Here are a few other rumors from the Jets’ building as the franchise readies for the offseason:

  • Cimini took to ESPN as the Jets’ regular season came to an end and laid out the offseason plan for New York. Setting aside the search for a starting quarterback, mentioned in part above, and the search for a new course on offense after the firing of LaFleur, the Jets’ biggest focus will be free agency and salary cap space. To create cap space for free agent shopping, some guys with big cap hits may find themselves on the chopping block. Cutting players like wide receiver Corey Davis and offensive tackle Duane Brown could result in cap savings of $10.5MM and $5.3MM, respectively. Even players who have made significant contributions may find themselves in danger because of their salaries. Defensive end Carl Lawson could provide $15MM of cap savings, safety Jordan Whitehead $7.5MM, and return specialist Braxton Berrios $5MM. Not to mention star linebacker C.J. Mosley who is set to have a 2023 cap charge totaling $21.5MM.

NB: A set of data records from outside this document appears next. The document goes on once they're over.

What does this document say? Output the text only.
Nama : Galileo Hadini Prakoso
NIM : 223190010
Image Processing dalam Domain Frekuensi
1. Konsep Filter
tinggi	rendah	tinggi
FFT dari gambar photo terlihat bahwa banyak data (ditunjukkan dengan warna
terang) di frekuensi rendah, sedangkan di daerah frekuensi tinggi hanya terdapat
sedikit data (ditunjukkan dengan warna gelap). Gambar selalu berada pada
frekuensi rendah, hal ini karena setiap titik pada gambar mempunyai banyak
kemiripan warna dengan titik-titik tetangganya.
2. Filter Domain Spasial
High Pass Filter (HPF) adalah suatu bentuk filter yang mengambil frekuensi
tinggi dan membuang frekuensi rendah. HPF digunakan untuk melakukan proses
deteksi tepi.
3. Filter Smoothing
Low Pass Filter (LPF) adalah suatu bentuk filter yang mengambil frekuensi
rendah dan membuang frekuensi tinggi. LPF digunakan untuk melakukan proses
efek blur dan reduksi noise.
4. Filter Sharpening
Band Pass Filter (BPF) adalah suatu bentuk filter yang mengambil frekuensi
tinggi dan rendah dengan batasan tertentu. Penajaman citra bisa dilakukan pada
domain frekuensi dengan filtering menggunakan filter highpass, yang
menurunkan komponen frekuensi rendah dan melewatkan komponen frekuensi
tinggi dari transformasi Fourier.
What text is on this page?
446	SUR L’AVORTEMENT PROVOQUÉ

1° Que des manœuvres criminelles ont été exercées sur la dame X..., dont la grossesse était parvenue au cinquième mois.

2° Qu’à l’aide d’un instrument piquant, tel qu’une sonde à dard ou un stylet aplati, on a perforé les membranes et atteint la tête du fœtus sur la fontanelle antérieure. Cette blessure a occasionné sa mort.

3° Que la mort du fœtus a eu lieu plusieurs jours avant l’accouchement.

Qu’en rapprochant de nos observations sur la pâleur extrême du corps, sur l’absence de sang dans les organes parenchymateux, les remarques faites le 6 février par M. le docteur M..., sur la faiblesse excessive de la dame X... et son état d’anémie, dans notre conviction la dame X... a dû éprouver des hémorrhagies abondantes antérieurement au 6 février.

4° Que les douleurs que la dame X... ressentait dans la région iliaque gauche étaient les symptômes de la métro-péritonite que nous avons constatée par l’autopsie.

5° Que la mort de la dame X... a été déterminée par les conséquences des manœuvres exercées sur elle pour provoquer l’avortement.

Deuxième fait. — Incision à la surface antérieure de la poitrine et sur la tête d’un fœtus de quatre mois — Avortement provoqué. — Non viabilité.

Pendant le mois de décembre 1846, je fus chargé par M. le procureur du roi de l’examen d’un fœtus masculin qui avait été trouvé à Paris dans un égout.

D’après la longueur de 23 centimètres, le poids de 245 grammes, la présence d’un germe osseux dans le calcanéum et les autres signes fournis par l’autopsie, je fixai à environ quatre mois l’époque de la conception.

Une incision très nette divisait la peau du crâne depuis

  • In terms of what to look for in free agency, offensive line struggles severely hampered the team’s success this year. Starting guards Laken Tomlinson and Alijah Vera-Tucker should return next season. After undergoing triceps surgery, Vera-Tucker is expected to be back in time for training camp, according to Brian Costello of the New York Post. Tackle Mekhi Becton is a question mark after missing the team’s last 33 games due to injuries and weight issues. Becton told Hughes he feels “real good” after losing a “lot” of weight and will be ready for Organized Team Activities. If Becton can’t deliver, the Jets are in trouble as they will watch tackle George Fant hit free agency and Brown could be a cap casualty or could just retire. Starting center Connor McGovern is also set to hit free agency.
  • While offensive line will be an important position to build, their most important signing may come on the defensive line. Defensive tackle Quinnen Williams will be with the team through next year due to the fifth-round option of his rookie contract, but that may not be enough to satisfy Douglas and company. Williams has established himself as one of the best at his position and will likely expect to be paid like it. Douglas will want to find an extended contract for Williams long before the idea of free agency enters his mind.
  • Lawson had a strong first year in New York despite coming back from an Achilles injury. Lawson’s recovery hit a snag when he needed a second surgery. He even tweaked something in rehab and was expected to miss a chunk of the season, according to Hughes. Despite not even running until about a month before camp, Lawson started all 17 games and recorded his highest sack total since his rookie season.
  • Running back Breece Hall‘s rookie season was cut short after the second-round pick suffered a torn ACL in October. According to Costello, Hall claims that he will be ready for the start of next year.